For stable CMS operation, background workers are usually required. The deployment folder already includes example queue-*.conf and schedule-*.conf files for supervisor.

What each one does:

  • queue: processes background jobs such as email, sync, and other heavy tasks
  • schedule: runs recurring tasks

In the examples:

  • queue uses artisan queue:work
  • schedule uses artisan schedule:work

After copying the config into supervisor, you normally run:

sudo supervisorctl reread
sudo supervisorctl update
sudo supervisorctl status

If the project uses a dedicated queue such as gpt_caller, it should have its own worker just like the sample files.

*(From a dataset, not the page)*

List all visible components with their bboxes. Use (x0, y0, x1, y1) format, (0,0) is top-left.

Step 16: Push code and run the first deployment

When the setup above is ready:

  1. commit .github/workflows/ci-cd.yml and .github/deployment/*
  2. push to dev or main
  3. open the Actions tab on GitHub and watch the workflow

If everything is configured correctly, the server will automatically:

  • upload the artifact
  • create a new release directory
  • link storage, .env, .env.admin, and setting.php
  • install Composer dependencies
  • run migrations
  • run module migrations
  • sync CMS permissions and translations
  • build admin with pnpm
  • switch current to the new release
  • flush OPCache
  • keep only the five newest releases

A detail that can look unusual

After the admin build finishes, the current script deletes the admin directory from the release. That is normal for this deployment setup and does not automatically mean the deployment failed.

Step 17: Check the system after deployment

After the first successful run, verify:

  1. the public website opens correctly
  2. the admin panel opens and allows sign-in
  3. you can create a record or upload a file
  4. the main dashboard and key modules work
  5. storage/logs does not show new critical errors
  6. supervisorctl status shows queue and schedule processes running

Common problems and quick explanations

GitHub cannot connect to the server

The most common causes are:

  • wrong REMOTE_HOST or REMOTE_PORT
  • wrong SSH_PRIVATE_KEY
  • wrong or missing SSH_KNOWN_HOSTS

The workflow says .env or .env.admin is empty

The deployment script stops if these files exist but contain no real values. Fill them in on the server and run the deployment again.

The workflow cannot find Composer

Composer is not installed on the server, or the deploy user cannot access it in the shell environment.

The workflow fails on file permissions

The usual reasons are:

  • acl is not installed
  • the deploy user is not in the same group as the web server user
  • the project directory or storage is not writable enough

The workflow cannot connect to the database

The before-activation.sh hook checks database connectivity before running migrations. Review DB_HOST, DB_PORT, DB_DATABASE, DB_USERNAME, and DB_PASSWORD.

The workflow fails while flushing OPCache

That step uses APP_URL. If APP_URL is wrong, points to the wrong protocol, or does not resolve to the active site, the OPCache flush can fail.

Helpful handoff checklist for non-technical owners

When handing the system over, keep a short checklist:

  • where the GitHub repository lives
  • who can view Actions
  • which user is used for SSH deployment
  • where .env lives on the server
  • where .env.admin lives on the server
  • how to check whether queue and schedule are running
  • how to identify the latest release under releases

That way, even someone who does not work with code every day can still follow the right places to inspect the system.